I’ve been told that writing tests ensures your software works properly. Unfortunately, no amount of tests will 100% tell you that your software is bug free. It can’t. Testing is all about adding confidence. Confidence that your efforts are going towards the right goal.
We tackle logical complexity with unit tests. Tests for every code branch, and ensuring our outputs match our expected outputs for every set of inputs. We test for catchable failures. These tests are lightning fast: they simply build and manipulate data structures to meet some assertion. At this level, we are making sure that this tiny unit does its job exactly as its been programmed to. The job you told it to do. Now, that job may be wrong in the first place, but even so, it’s successfully achieving your failure.
Now, that unit may not even be compatible with the rest of the system. So we write integration tests. This ensures that units are compatible with each other, and can successfully be wired together to perform tasks. These tests are simple: connect A and B, and hopefully they yield C. They are a little slower, because they require some form of a running system. Luckly, less of these are needed.
Even with perfect units doing what their told in perfect harmony, you may not be solving business problems yet. Working code is nice (or at least, slightly better than non-working code), but if it’s not serving its purpose, is it anything more than dead weight?
Confidence gives us power. The power not to worry, the power to move onto the next task. In other words: feedback. Letting us know when we are done, and when we still have plenty of work to do. Testing creates a feedback loop as we work to tell us if what we built actually works. TDD gives us a very tight feedback loop: failing test, write code, passing test, etc.

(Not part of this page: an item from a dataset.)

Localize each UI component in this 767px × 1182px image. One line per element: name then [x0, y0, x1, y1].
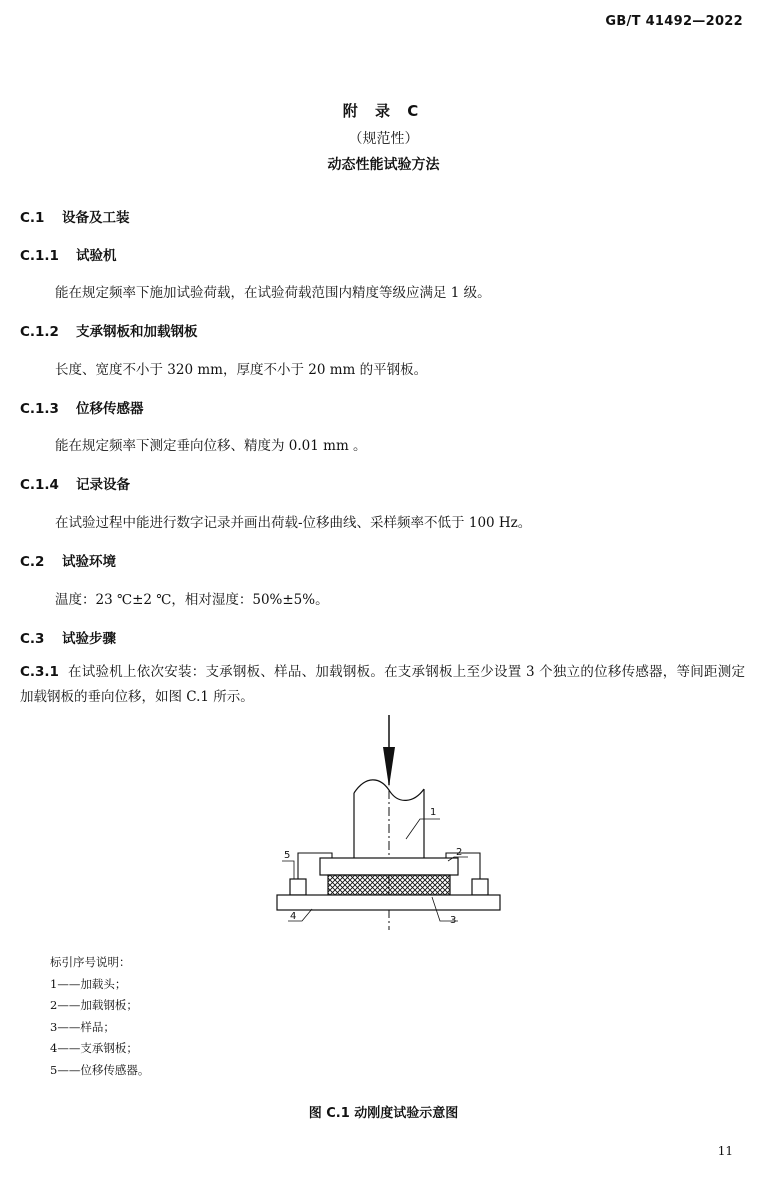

Why are so many developers leaving the most critical test until the end? The acceptance tests. Does this code actually solve the problems it was created to? If it doesn’t, how much time was wasted writing code before this was realized? That is the feedback loop you need to tighten.
It’s easy to work in a silo, and write beautiful code that is “bug free”, fully covered, and runs lightning fast. It’s easy to merge that into an application and wait for bug reports inevitably come in. You may think you are performing because you’re delivery high quality code and getting your job done. And you may be. Or maybe not. You won’t know unless you actually test against your requirements.
One way you can ensure you are on the right track is creating two nested feedback loops. The outer loop, testing against business requirements. You can formalize this with tools like Behat or Cucumber. As an example, these may drive use cases and check the results. It will depend on your domain. And that domain will depend on which layer you are working in.
The problem domain of your web layer is HTTP. Your acceptance test suite should, as expressively as possible, assert that various HTTP request messages are responded to with the corresponding HTTP response messages. That’s it.
Your business domain layer should, as expressively as possible, assert that your business objects can interact under the correct conditions, with the correct outcomes. With an expressive and accurate ubiquitous language, you can ensure those concepts drill all the way down to the code, rather than just at the periodic status updates.
While you are implementing these acceptance tests, you’ll write units of code that integrate with the rest of your system. And you’ll write tests to ensure those things do those jobs. When you are all done, your business tests should pass. And you know you’ll be done.
With these tests driving your progress, you can be confident that your solution is actually solving the business problems it was meant to. When your code leads you astray, you’ll quickly realize that they aren’t helping you achieve your goal, and you’ll find your way again.